--- In FairfieldLife@yahoogroups.com, P Duff <pduff@...> wrote:
>
> I, for one have always made those observances you seem to denigrate.
> And you forgot about the quaint practice of disposing of everything
> afterward in a natural body of water.  I've always done that as well-
> white cloth, coconut shell, teeeeeny bits of incense stick, the whole
> nine yards. And if I could get a line on betel leaves, they'd be
there,
> too.
>
> And I do not account myself the least bit woo-woo for the effort.
> Rather, I find it satisfying to bring puja to its proper conclusion; a
> promise made and kept.  I also admit to being puzzled by the notion
that
> there are those who consider a body of knowledge sufficiently valuable
> to warrant their going through considerable efforts to be able to
learn
> it, while at the same time valuing it little enough to disparage
> innocent paspects of it.  Just my two cents' worth.  Back to lurking.

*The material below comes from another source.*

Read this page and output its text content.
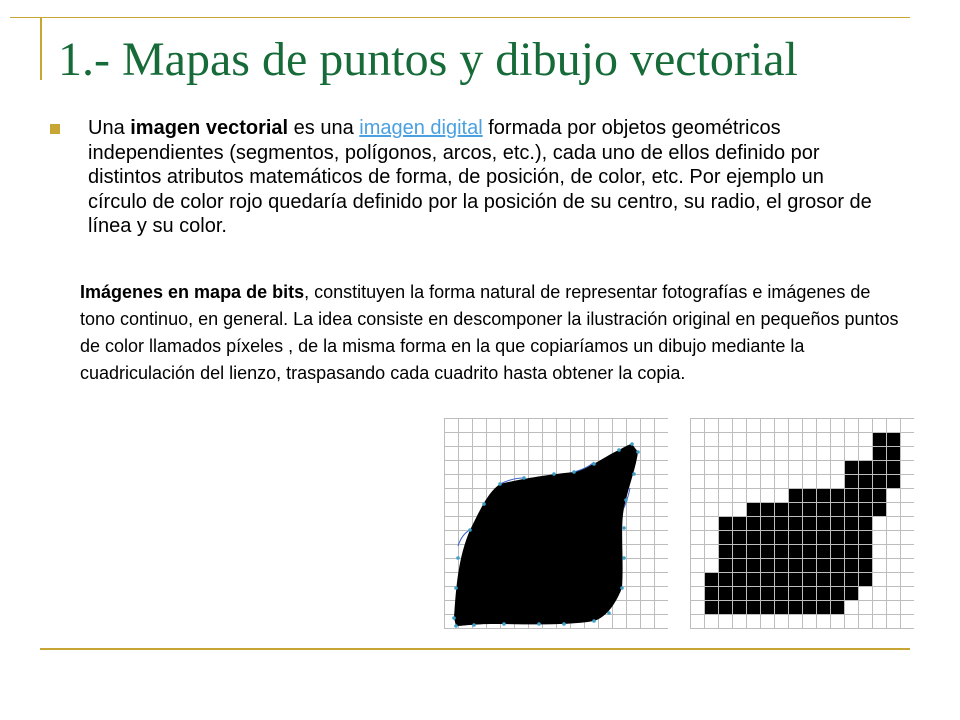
1.- Mapas de puntos y dibujo vectorial

Una imagen vectorial es una imagen digital formada por objetos geométricos independientes (segmentos, polígonos, arcos, etc.), cada uno de ellos definido por distintos atributos matemáticos de forma, de posición, de color, etc. Por ejemplo un círculo de color rojo quedaría definido por la posición de su centro, su radio, el grosor de línea y su color.

Imágenes en mapa de bits, constituyen la forma natural de representar fotografías e imágenes de tono continuo, en general. La idea consiste en descomponer la ilustración original en pequeños puntos de color llamados píxeles , de la misma forma en la que copiaríamos un dibujo mediante la cuadriculación del lienzo, traspasando cada cuadrito hasta obtener la copia.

P, thanks for de-lurking, but if your comments were aimed at me,
I think you've possibly forgotten who you're talking to. I have no
reverence for the TM puja, have not performed it in decades, and
almost certainly never will again in this life. It was a ritual I
learned
while young and foolish, and now I am old and foolish, and prefer
other, more meaningful rituals, such as compulsively cleaning my
DVDs before playing them (although I never blow on them afterwards,
because that would be a waste of my valuable prana).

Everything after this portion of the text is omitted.